Hey, Neda here.
This is one of my most-sold gowns in my collections for the last 3 seasons.
Her name is Feather.
It was featured in Vogue magazine, Bride’s, Martha Stewart, and InStyle.
Now I’d like to explain how I hand sew this gown from the beginning.
The most important element is the actual fabric!
I know it might be impossible to find this exact fabric, but you might find something similar to this and you still can apply some of my directions to your sewing project.
I examined the fabric, and saw all the cut leaves fall in one direction.
That meant I could not cut in Bias, and all the patterns I lay on the fabric have to follow the directions of leaves, especially on the seam-lines. So this kind of fabric is really challenging in cutting, and I had to pay extra attention to not waste too much fabric.
I started draping the bodice and the skirt with a similar weight, stretch and fabric flow.
I transferred my patterns from draping to paper. I gave about 1cm or ½” seam allowance.
I cut my bodice and skirt.
I cleaned the seam allowance from excess beads and any leafs that don’t have the whole look.

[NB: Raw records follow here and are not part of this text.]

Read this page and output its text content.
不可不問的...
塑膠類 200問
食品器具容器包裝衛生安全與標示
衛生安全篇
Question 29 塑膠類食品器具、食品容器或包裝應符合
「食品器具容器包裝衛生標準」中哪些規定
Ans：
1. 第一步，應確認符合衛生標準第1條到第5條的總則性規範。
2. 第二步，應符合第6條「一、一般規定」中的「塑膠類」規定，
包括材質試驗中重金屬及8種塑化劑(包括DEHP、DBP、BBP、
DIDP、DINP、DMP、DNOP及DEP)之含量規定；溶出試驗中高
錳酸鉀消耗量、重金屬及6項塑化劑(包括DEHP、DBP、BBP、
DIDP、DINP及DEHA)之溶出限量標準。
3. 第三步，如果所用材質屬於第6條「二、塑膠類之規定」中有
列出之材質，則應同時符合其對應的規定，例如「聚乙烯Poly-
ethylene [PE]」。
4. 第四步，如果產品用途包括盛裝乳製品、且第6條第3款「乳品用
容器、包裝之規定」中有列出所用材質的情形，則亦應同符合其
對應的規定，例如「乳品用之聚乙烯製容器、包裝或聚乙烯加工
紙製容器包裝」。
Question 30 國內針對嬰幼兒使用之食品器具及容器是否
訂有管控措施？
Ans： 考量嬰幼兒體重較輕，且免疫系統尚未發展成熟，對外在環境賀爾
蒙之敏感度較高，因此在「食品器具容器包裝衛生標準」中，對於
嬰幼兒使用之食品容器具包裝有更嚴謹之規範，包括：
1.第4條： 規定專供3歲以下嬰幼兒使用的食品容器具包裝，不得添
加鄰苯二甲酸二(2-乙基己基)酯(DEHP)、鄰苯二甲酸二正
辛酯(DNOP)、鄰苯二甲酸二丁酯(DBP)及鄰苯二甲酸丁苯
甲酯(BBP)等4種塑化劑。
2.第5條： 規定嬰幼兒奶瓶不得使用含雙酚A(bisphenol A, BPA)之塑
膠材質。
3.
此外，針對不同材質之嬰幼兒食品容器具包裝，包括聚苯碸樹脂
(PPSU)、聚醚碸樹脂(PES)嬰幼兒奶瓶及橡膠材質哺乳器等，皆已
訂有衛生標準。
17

If the space gets empty that is fine, we will hand sew leaves on places that need to be filled in later.
I cut the lining from the same pattern, and for lining I used soft lace underneath. That gave some depth and more texture underneath the leaves. If you pay attention to the pictures you’ll see some type of lace texture from parts not covered with leaves.
I sew lining first on the bodice and on the skirt. The clean side of the fabric and face of the fabric should touch the body and raw edges and the back of the fabric should face up. In this step you attach the zipper to the lining, the zipper should face up and the back of the lining should be clean around the zipper.
I place a straight grain tape of ½” (I prefer light silk organza) around the V-neck and the neckline and the back of the bodice. It should cover the seam allowance and stitch line. This is to prevent a stretching neckline and any parts of the cut pieces that are on bias and not straight grain.
I place the main fabric on the lining carefully, pin and then start hand sewing and attach to the lining. You should double-check for the flow of the leaves, cut any bulks or anything sticking out. I don’t turn the sides on the bodice, I place lining and the main fabric and keep the seams raw edged. This way it doesn’t make it bulky and heavy, and it’s ok since I will place a beaded trim and cover and hand sew the back of the beaded ribbon with silk grosgrain. So it goes like this: 1.Grosgrain ribbon, 2.Lining, 3.Organza straight grain tape, 4.Main fabric. And beaded trim on top, all hand sew together on bodice and skirt.
I attach the bodice and the skirt from the waistline. Look for any naked patches and cover with appliqué. At the end if you like a waistband, use the same trim and place it around the waist and hand sew to the dress.
Finishing time! I place the appliqué feathers on empty places, on the side seam if there are any empty spots. Hand sew them, and continue with cleaning the whole seams, edges, hook & eye etc. Clean cut your hem, I attached and hand sewn appliqué to the empty spots on the hemline. After that, I attached a small horsehair braid on the hem of the lining.
P.S. If you want to fit on the person before you finish, you should do that once with your muslin draped piece, so you can make changes before you transfer to your pattern. The second one when you have your lining and top piece ready and before finishing. You can attach bodice and skirt with hand baste stitching. If you need to change anything on the dress, don’t mark with a pen, or pin or safety pin. Instead have a red thread and needle, start making changes and mark with your red thread. Do this step on muslin fitting and the second fitting. This way you don’t damage any delicate fabric, and you won’t lose pins on the busy fabric.
I hope this is helpful and/or inspiring.
And I’d gladly answer any questions you might have!